With four contenders for the top post in case the BJP wrests power from AAP, party sources say naming of a CM face may trigger factional fights.
Radhika Ramaseshan reports.
Vijay Goel is among the Delhi leaders who generate instant recall when the city's Bharatiya Janata Party unit is discussed.
For the past month, Goel starts his day at dawn break in a park with a mike in hand.
Chairs are laid out for an audience of over 50 morning-walkers whom he addresses with a campaigner's ardour.
Goel is a Rajya Sabha MP from Rajasthan, but his heart lies in Delhi, home to his family in the walled city and seat of his politics.
Usually, he starts his interaction by asking people what their issues are. As they catalogue their problems, which are topped by ambient pollution and parking space crunch, Goel asks what Delhi Chief Minister Arvind Kejriwal did for five years after earning a huge mandate.
"I clarify that I have not come with a political agenda because I am not an MLA or MP from Delhi," he said during one of his interactions.
If the 'park chalo abhiyan (visit the parks campaign)' constitutes part of Goel's day job, he spends twilight hours meeting the residents' welfare associations of housing complexes.
Goel earned rare praise from Prime Minister Narendra Modi at the BJP parliamentary party meet on June 2.
Modi held him up as an example of a politician's ability and enterprise to 'work meaningfully' without holding an office.
Goel, who was a minister in Atal Bihari Vajpayee's and Modi's last cabinets, was not inducted in the ministerial council this time.
"He's on the PM's mind when Delhi is mentioned. He's impressed with the way Goel works and knows that he's an original Delhiwallah," a BJP source said.
However, others said these attributes did not 'automatically' recommend Goel, 65, for Delhi's top job, in case the BJP wrests power from the Aam Aadmi Party.
"The leadership matter is complex. My gut feeling is we may not foreground a chief ministerial candidate," said a BJP office-bearer.
The BJP in Delhi is helmed by Manoj Tiwari, 17 years younger than Goel and a two-term MP from the North-East constituency. Tiwari is the only 'Purvanchali' from Bihar to emerge as a leader after the BJP spent years in the quest for one who could 'credibly' represent the burgeoning population of Hindi heartland migrants.
"Amit Shah (BJP president) experiments with new ideas and placing Tiwari at the centre stage is one such move," a source said. Tiwari is a Bhojpuri singer and actor.
"The glamour quotient raises questions about his political understanding.

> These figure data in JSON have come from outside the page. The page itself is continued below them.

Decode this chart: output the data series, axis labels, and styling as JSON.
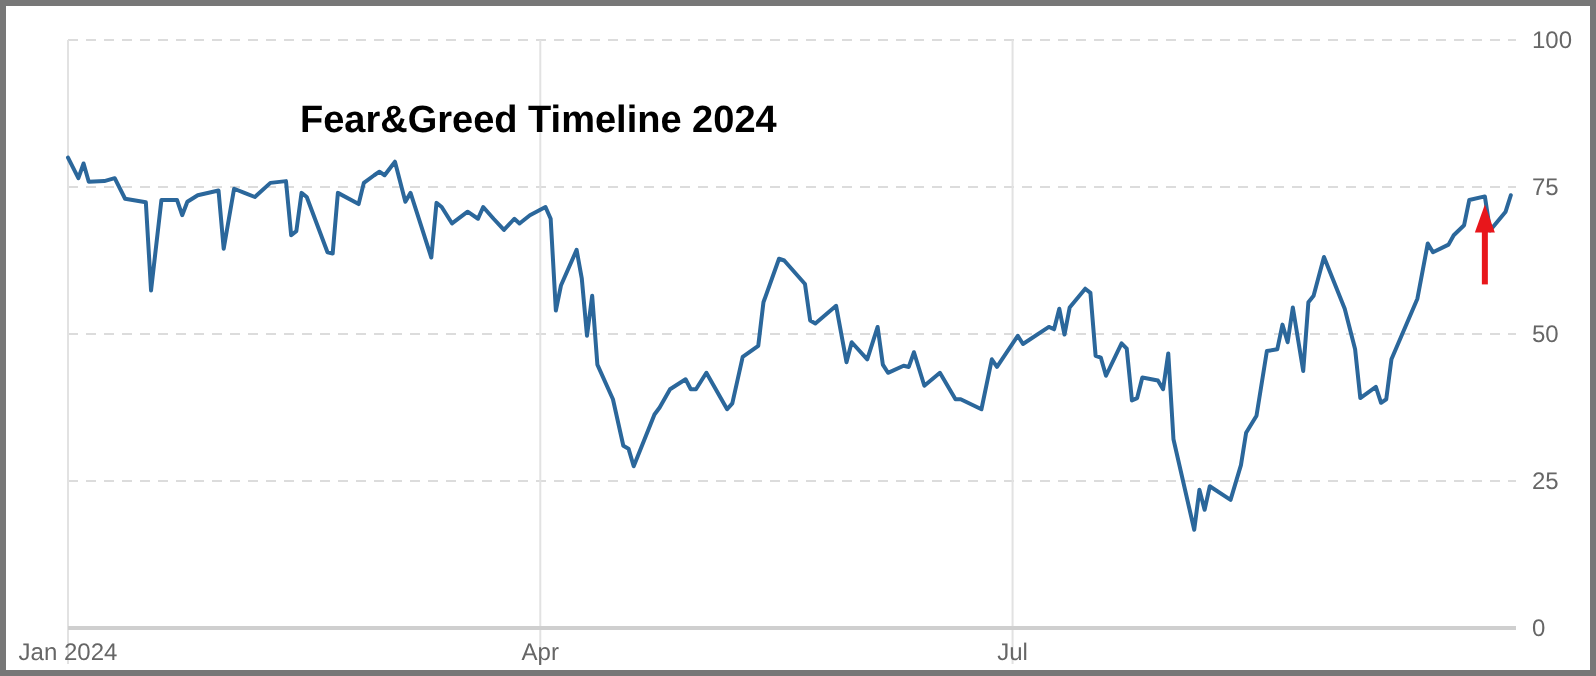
{
  "chart_data": {
    "type": "line",
    "title": "Fear&Greed Timeline 2024",
    "x": [
      "2024-01-01",
      "2024-01-03",
      "2024-01-04",
      "2024-01-05",
      "2024-01-08",
      "2024-01-10",
      "2024-01-12",
      "2024-01-16",
      "2024-01-17",
      "2024-01-19",
      "2024-01-22",
      "2024-01-23",
      "2024-01-24",
      "2024-01-26",
      "2024-01-30",
      "2024-01-31",
      "2024-02-02",
      "2024-02-04",
      "2024-02-06",
      "2024-02-09",
      "2024-02-12",
      "2024-02-13",
      "2024-02-14",
      "2024-02-15",
      "2024-02-16",
      "2024-02-20",
      "2024-02-21",
      "2024-02-22",
      "2024-02-26",
      "2024-02-27",
      "2024-02-29",
      "2024-03-01",
      "2024-03-02",
      "2024-03-04",
      "2024-03-06",
      "2024-03-07",
      "2024-03-09",
      "2024-03-11",
      "2024-03-12",
      "2024-03-13",
      "2024-03-15",
      "2024-03-18",
      "2024-03-20",
      "2024-03-21",
      "2024-03-23",
      "2024-03-25",
      "2024-03-27",
      "2024-03-28",
      "2024-03-30",
      "2024-04-02",
      "2024-04-03",
      "2024-04-04",
      "2024-04-05",
      "2024-04-08",
      "2024-04-09",
      "2024-04-10",
      "2024-04-11",
      "2024-04-12",
      "2024-04-15",
      "2024-04-17",
      "2024-04-18",
      "2024-04-19",
      "2024-04-23",
      "2024-04-24",
      "2024-04-26",
      "2024-04-29",
      "2024-04-30",
      "2024-05-01",
      "2024-05-03",
      "2024-05-07",
      "2024-05-08",
      "2024-05-10",
      "2024-05-13",
      "2024-05-14",
      "2024-05-17",
      "2024-05-18",
      "2024-05-22",
      "2024-05-23",
      "2024-05-24",
      "2024-05-28",
      "2024-05-30",
      "2024-05-31",
      "2024-06-03",
      "2024-06-05",
      "2024-06-06",
      "2024-06-07",
      "2024-06-10",
      "2024-06-11",
      "2024-06-12",
      "2024-06-14",
      "2024-06-17",
      "2024-06-20",
      "2024-06-21",
      "2024-06-25",
      "2024-06-27",
      "2024-06-28",
      "2024-07-02",
      "2024-07-03",
      "2024-07-08",
      "2024-07-09",
      "2024-07-10",
      "2024-07-11",
      "2024-07-12",
      "2024-07-15",
      "2024-07-16",
      "2024-07-17",
      "2024-07-18",
      "2024-07-19",
      "2024-07-22",
      "2024-07-23",
      "2024-07-24",
      "2024-07-25",
      "2024-07-26",
      "2024-07-29",
      "2024-07-30",
      "2024-07-31",
      "2024-08-01",
      "2024-08-05",
      "2024-08-06",
      "2024-08-07",
      "2024-08-08",
      "2024-08-12",
      "2024-08-14",
      "2024-08-15",
      "2024-08-17",
      "2024-08-19",
      "2024-08-21",
      "2024-08-22",
      "2024-08-23",
      "2024-08-24",
      "2024-08-26",
      "2024-08-27",
      "2024-08-28",
      "2024-08-30",
      "2024-09-03",
      "2024-09-05",
      "2024-09-06",
      "2024-09-09",
      "2024-09-10",
      "2024-09-11",
      "2024-09-12",
      "2024-09-17",
      "2024-09-19",
      "2024-09-20",
      "2024-09-23",
      "2024-09-24",
      "2024-09-26",
      "2024-09-27",
      "2024-09-30",
      "2024-10-01",
      "2024-10-04",
      "2024-10-05"
    ],
    "series": [
      {
        "color": "#2b679b",
        "values": [
          80,
          76.5,
          79,
          75.9,
          76,
          76.5,
          73,
          72.4,
          57.4,
          72.8,
          72.8,
          70.2,
          72.5,
          73.6,
          74.4,
          64.5,
          74.7,
          74,
          73.3,
          75.7,
          76,
          66.8,
          67.5,
          74,
          73.3,
          63.9,
          63.7,
          74,
          72.1,
          75.7,
          77,
          77.6,
          77,
          79.3,
          72.5,
          74,
          68.5,
          63,
          72.3,
          71.6,
          68.8,
          70.8,
          69.6,
          71.6,
          69.6,
          67.7,
          69.6,
          68.8,
          70.2,
          71.6,
          69.6,
          54,
          58.3,
          64.3,
          59.4,
          49.7,
          56.5,
          44.8,
          38.9,
          31,
          30.5,
          27.5,
          36.3,
          37.5,
          40.6,
          42.3,
          40.6,
          40.6,
          43.4,
          37.2,
          38.2,
          46.1,
          48,
          55.4,
          62.8,
          62.5,
          58.5,
          52.3,
          51.8,
          54.8,
          45.2,
          48.6,
          45.7,
          51.2,
          44.8,
          43.4,
          44.6,
          44.4,
          46.9,
          41.2,
          43.4,
          38.9,
          38.9,
          37.2,
          45.7,
          44.4,
          49.7,
          48.3,
          51.2,
          50.8,
          54.3,
          49.9,
          54.5,
          57.7,
          57,
          46.3,
          46,
          42.9,
          48.4,
          47.5,
          38.7,
          39.1,
          42.6,
          42.1,
          40.6,
          46.7,
          32.1,
          16.7,
          23.5,
          20.1,
          24.1,
          21.8,
          27.7,
          33.2,
          36.1,
          47.1,
          47.4,
          51.6,
          48.6,
          54.5,
          43.7,
          55.4,
          56.5,
          63.1,
          54.3,
          47.4,
          39.1,
          41,
          38.3,
          38.9,
          45.7,
          56,
          65.4,
          63.9,
          65.2,
          66.8,
          68.5,
          72.8,
          73.4,
          67.6,
          70.8,
          73.6
        ]
      }
    ],
    "xlim": [
      "2024-01-01",
      "2024-10-06"
    ],
    "xticks": [
      {
        "value": "2024-01-01",
        "label": "Jan 2024"
      },
      {
        "value": "2024-04-01",
        "label": "Apr"
      },
      {
        "value": "2024-07-01",
        "label": "Jul"
      }
    ],
    "ylim": [
      0,
      100
    ],
    "yticks": [
      0,
      25,
      50,
      75,
      100
    ],
    "grid": true,
    "marker": "none",
    "line_style": "solid"
  }
}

Moreover, his appeal doesn't go beyond the migrants," remarked an old-timer, adding that the party cannot overlook its 'original' supporters among Punjabis and Banias while reaching out to 'Purvanchalis'.
In that slot, the claims of Vijender Gupta, one of the only three BJP candidates to win a seat in the 2015 assembly polls, and Harsh Vardhan, Chandni Chowk MP, are rated 'strong'.
"If we project a CM face, factional fights may erupt," a source said.
In the last assembly election, Kiran Bedi, now Puducherry governor, was foisted belatedly as the BJP's CM candidate, provoking silent outrage among the cadre who wanted Vardhan.
Bedi lost her seat. "She was brought in to divert attention from Modi because the election had become a Modi versus Kejriwal fight. We sensed we were losing badly and had, therefore, to salvage Modi," a source said.
Buoyed by its Lok Sabha election success -- the BJP won all the seven Delhi seats -- the party appears inclined to pursue the 'Modi-as-mascot' strategy, confident that it will 'accentuate Kejriwal's drawbacks sharply'.
"Kejriwal's administration is a flop show. He's stealing credit over small things like building classrooms and area clinics. These claims can be punctured easily. He started as an anti-corruption crusader but has compromised because many of his MLAs are corrupt. People have seen through his confrontational politics," said Gupta.
Kamaljeet Sehrawat, the BJP's city vice-president, said the Centre-Kejriwal collisions had 'serious' implications.
For one, she said the three civic bodies, dominated by the BJP, were 'deprived' of finances by the Delhi government. Periodic strikes by sanitation workers over delayed wage payments and freeze, resulting in garbage pile-ups and clogged sewers, were a manifestation of the elected municipalities being held hostage by the face-offs, said Sehrawat.
Meenakshi Lekhi, MP from the New Delhi constituency, pointed out that the Delhi government refused to implement the Centre's flagship schemes such as Ayushman Bharat and the PM Awas Yojana, contending that its health scheme was 'bigger and more comprehensive' than the Modi government’s and the seed money of Rs 1 lakh offered under the PM’s housing project was 'too little'.
The BJP's tag line, emanating from the tensions, would be to vote for a party that rules at the Centre so that the provincial government and the civic bodies could deliver 'results'.